Recent graph- and density-based results for efficient unsupervised and semi-supervised data analysis

Image for Recent graph- and density-based results for efficient unsupervised and semi-supervised data analysis

More Information

mcds@unimelb.edu.au

A number of density-based methods for unsupervised and semi-supervised learning tasks, including clustering and transductive classification, can be formulated as instances of a framework that is based on the processing of a minimum spanning tree (MST) of the data in a transformed space of distances modelled by a (conceptual only) graph whose edge weights correspond to a form of density estimate with respect to a smoothing parameter.

While density-based methods are considered to be robust with respect to this parameter, wider ranges of its values may lead to different results that a user would like to consider for a given data set or application. However, to interactively explore multiple results for a range of density smoothing settings, until recently, one had to re-run the density-based method for each value in the range independently, which is computationally inefficient.

In the first part of this talk Professor Campello will review some popular density-based algorithms, including the HDBSCAN* algorithm and its variants, and how these algorithms can be modelled as a density-based MST problem.

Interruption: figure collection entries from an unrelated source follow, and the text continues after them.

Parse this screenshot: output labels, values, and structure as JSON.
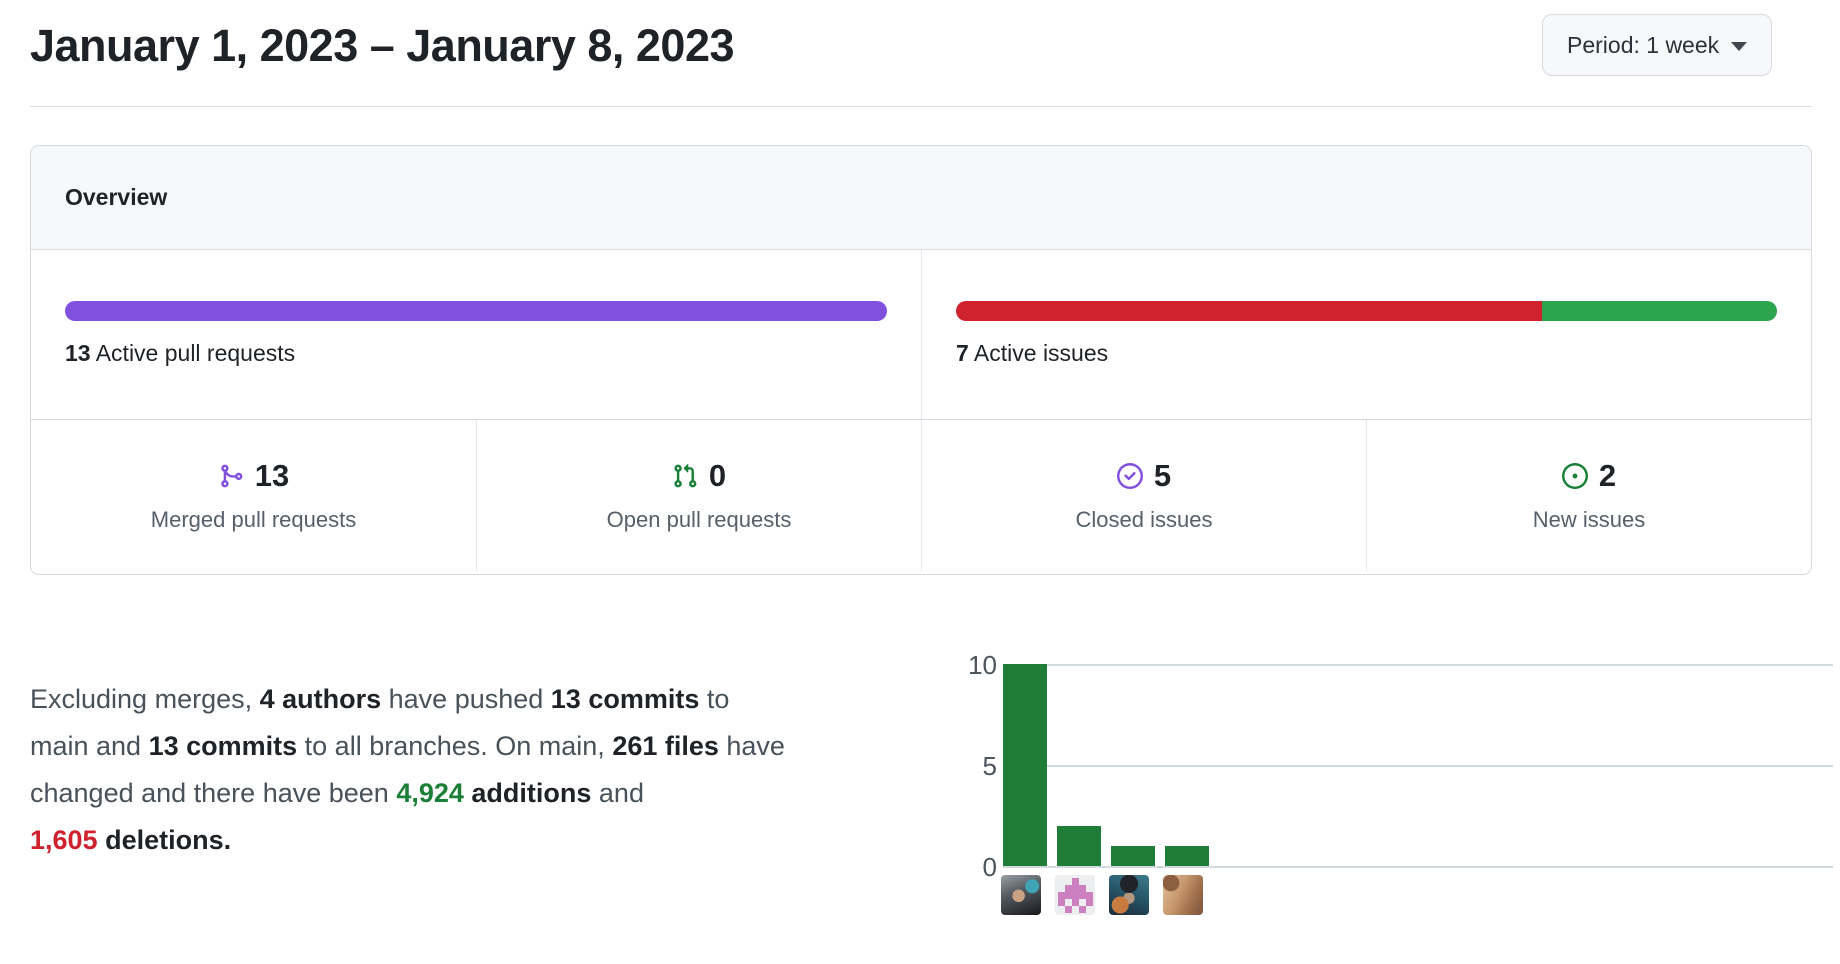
{
  "header": {
    "title": "January 1, 2023 – January 8, 2023",
    "period_button": {
      "label": "Period: 1 week"
    }
  },
  "overview": {
    "title": "Overview",
    "active_pull_requests": {
      "count": "13",
      "label": "Active pull requests",
      "color": "#8250df"
    },
    "active_issues": {
      "count": "7",
      "label": "Active issues",
      "segments": [
        {
          "name": "closed",
          "value": 5,
          "color": "#cf222e"
        },
        {
          "name": "new",
          "value": 2,
          "color": "#2da44e"
        }
      ]
    },
    "stats": [
      {
        "icon": "git-merge-icon",
        "value": "13",
        "label": "Merged pull requests",
        "icon_color": "#8250df"
      },
      {
        "icon": "git-pull-request-icon",
        "value": "0",
        "label": "Open pull requests",
        "icon_color": "#1a7f37"
      },
      {
        "icon": "issue-closed-icon",
        "value": "5",
        "label": "Closed issues",
        "icon_color": "#8250df"
      },
      {
        "icon": "issue-opened-icon",
        "value": "2",
        "label": "New issues",
        "icon_color": "#1a7f37"
      }
    ]
  },
  "summary": {
    "lines": [
      [
        {
          "t": "Excluding merges, "
        },
        {
          "t": "4 authors",
          "b": true
        },
        {
          "t": " have pushed "
        },
        {
          "t": "13 commits",
          "b": true
        },
        {
          "t": " to"
        }
      ],
      [
        {
          "t": "main and "
        },
        {
          "t": "13 commits",
          "b": true
        },
        {
          "t": " to all branches. On main, "
        },
        {
          "t": "261 files",
          "b": true
        },
        {
          "t": " have"
        }
      ],
      [
        {
          "t": "changed and there have been "
        },
        {
          "t": "4,924",
          "b": true,
          "tone": "additions"
        },
        {
          "t": " "
        },
        {
          "t": "additions",
          "b": true
        },
        {
          "t": " and"
        }
      ],
      [
        {
          "t": "1,605",
          "b": true,
          "tone": "deletions"
        },
        {
          "t": " "
        },
        {
          "t": "deletions.",
          "b": true
        }
      ]
    ],
    "colors": {
      "additions": "#1a7f37",
      "deletions": "#cf222e"
    }
  },
  "chart_data": {
    "type": "bar",
    "title": "Commits per author (avatars as x-axis categories)",
    "categories": [
      "author-avatar-1",
      "author-avatar-2",
      "author-avatar-3",
      "author-avatar-4"
    ],
    "values": [
      10,
      2,
      1,
      1
    ],
    "yticks": [
      0,
      5,
      10
    ],
    "ylim": [
      0,
      10
    ],
    "bar_color": "#1f7d38",
    "grid": "horizontal",
    "legend_position": "none",
    "xlabel": "",
    "ylabel": ""
  }
}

In the second part of the talk, Professor Campello will present theoretical results that lead to a very computationally efficient approach to simultaneously compute multiple density-based MST’s with respect to an entire range of density smoothing values by leveraging a graph obtained from a single run of a density-based algorithm. Experimental results showing that this strategy can lead to speed-up factors of hundreds to thousands of times on the computation of density-based MST’s will be presented.